I render the website locally using the
quarto render
command and the files are built into thedocs
subdirectory as the following code is in the_quarto.yml
file in thequarto_notes
directory.
project:
type: website
output-dir: docs
- The
quarto_notes
directory is a git repository that is synced to a public github repository. I created this using the github desktop client. This is convenient because after rendering, it is simple togit commit
andgit push
the changes to your public repository. Downstream, the app will be configured to rebuild you site after a new commit is pushed. The repository can be found here. This has a few benefits:
- as it is a public repository, others can view the source code for the site directly which can help them replicate parts of the site
- there is robust version control and version history, which allows changes to posts to be tracked over time. This provides a record of revisions
- comments and issues (both technological and scientific) can be opened using the GitHub issues feature.
Eventually, I would like to integrate a commenting system as well, but as this site is currently served as a static site, it likely requires an upgrade to a paid Digital Ocean app.
Setting up the remote environment.
I referred to this guide provided by Digital Ocean no how to set up a static site app. The only difference is that you will need to specify the source directory as docs
. Make sure auto deploy is on. You can find this in settings by clicking on the component called your_repository-docs and can change it in the sections called Source. The guide was simple and worked flawlessly so I will only describe below how I got my app to point to my custom subdomain. Digital ocean also provides a very good guide for this.
You will need to purchase or otherwise obtain a domain name. My domains are managed by SquareSpace domains, and were inherited here from Google domains. If you are choosing a domain provider and want to use the Obsidian publish feature with your domain as well, I suggest using Cloudfare.

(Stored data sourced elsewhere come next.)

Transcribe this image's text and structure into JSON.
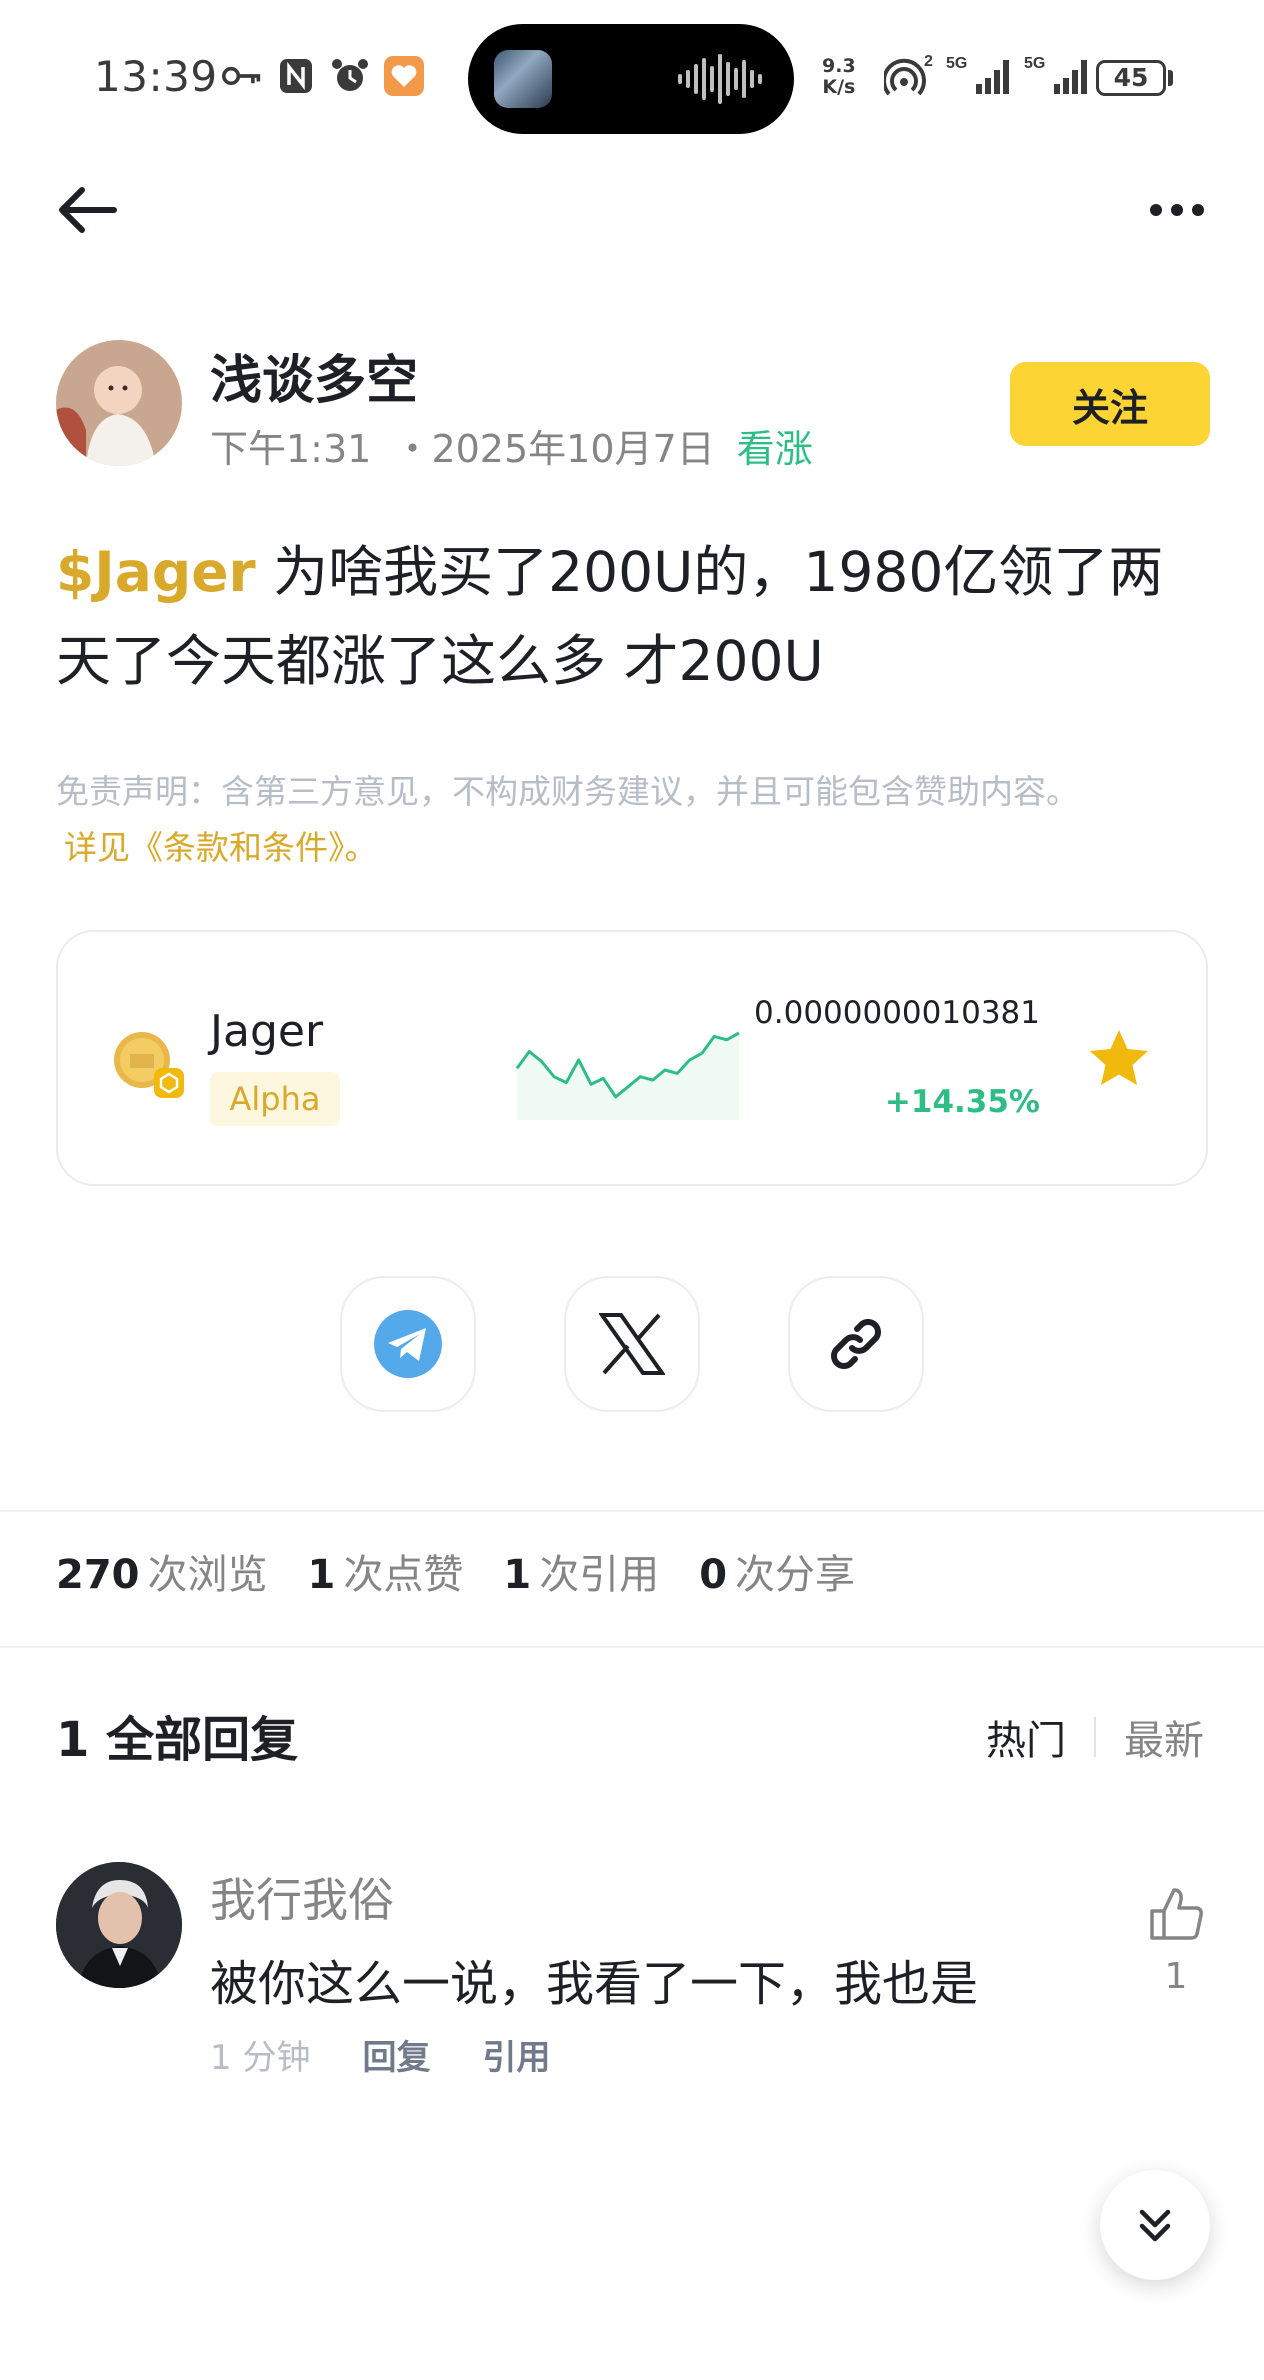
{
  "status_bar": {
    "time": "13:39",
    "net_speed_value": "9.3",
    "net_speed_unit": "K/s",
    "hotspot_badge": "2",
    "sim1_label": "5G",
    "sim2_label": "5G",
    "battery": "45"
  },
  "post": {
    "author": "浅谈多空",
    "time": "下午1:31",
    "date_prefix": "・",
    "date": "2025年10月7日",
    "sentiment": "看涨",
    "follow_label": "关注",
    "ticker": "$Jager",
    "body": " 为啥我买了200U的，1980亿领了两天了今天都涨了这么多  才200U",
    "disclaimer": "免责声明：含第三方意见，不构成财务建议，并且可能包含赞助内容。",
    "terms_link": "详见《条款和条件》。"
  },
  "token_card": {
    "name": "Jager",
    "badge": "Alpha",
    "price": "0.0000000010381",
    "change": "+14.35%",
    "sparkline": [
      0.52,
      0.72,
      0.6,
      0.42,
      0.35,
      0.62,
      0.33,
      0.4,
      0.18,
      0.3,
      0.42,
      0.38,
      0.5,
      0.46,
      0.62,
      0.7,
      0.9,
      0.86,
      0.94
    ],
    "colors": {
      "up": "#2ebd85",
      "accent": "#d8a92b",
      "star": "#f0b90b"
    }
  },
  "share": {
    "telegram_icon": "telegram-icon",
    "x_icon": "x-logo-icon",
    "link_icon": "link-icon"
  },
  "stats": {
    "views_count": "270",
    "views_label": "次浏览",
    "likes_count": "1",
    "likes_label": "次点赞",
    "quotes_count": "1",
    "quotes_label": "次引用",
    "shares_count": "0",
    "shares_label": "次分享"
  },
  "replies": {
    "title": "1 全部回复",
    "sort_hot": "热门",
    "sort_new": "最新",
    "items": [
      {
        "name": "我行我俗",
        "text": "被你这么一说，我看了一下，我也是",
        "time": "1 分钟",
        "reply_label": "回复",
        "quote_label": "引用",
        "likes": "1"
      }
    ]
  }
}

On the Digital Ocean app dashboard for your site, in the top left there is a button that says Actions. If you click this one action is manage domains. You can also get here by clicking the setting tab and scrolling down to Domains. Here you will find the IP address for your app, mine looks like app_ip_address.ondigitalocean.app. You will need this for the CNAME record in the next step. Here you will also see a button called Add Domain. Click it and add the subdomain you want to point to your app. Mine is notes.livingphysics.org.
On the SquareSpace domain management site, there is a sidebar option called DNS and a sub option called DNS Settings. Here you can add custom records. I added a CNAME record as shown below. Digital Ocean provides a guide for this in general here.
Host Type Priority Data
notes CNAME --- app_ip_address.ondigitalocean.app
That should be everything you need to get up and running with your site. As always with these things, there is probably a ton of latent knowledge I have neglected to share, so don’t hesitate to reach out with questions. I will also periodically provide updates to this post to address points that are unclear or poorly explained.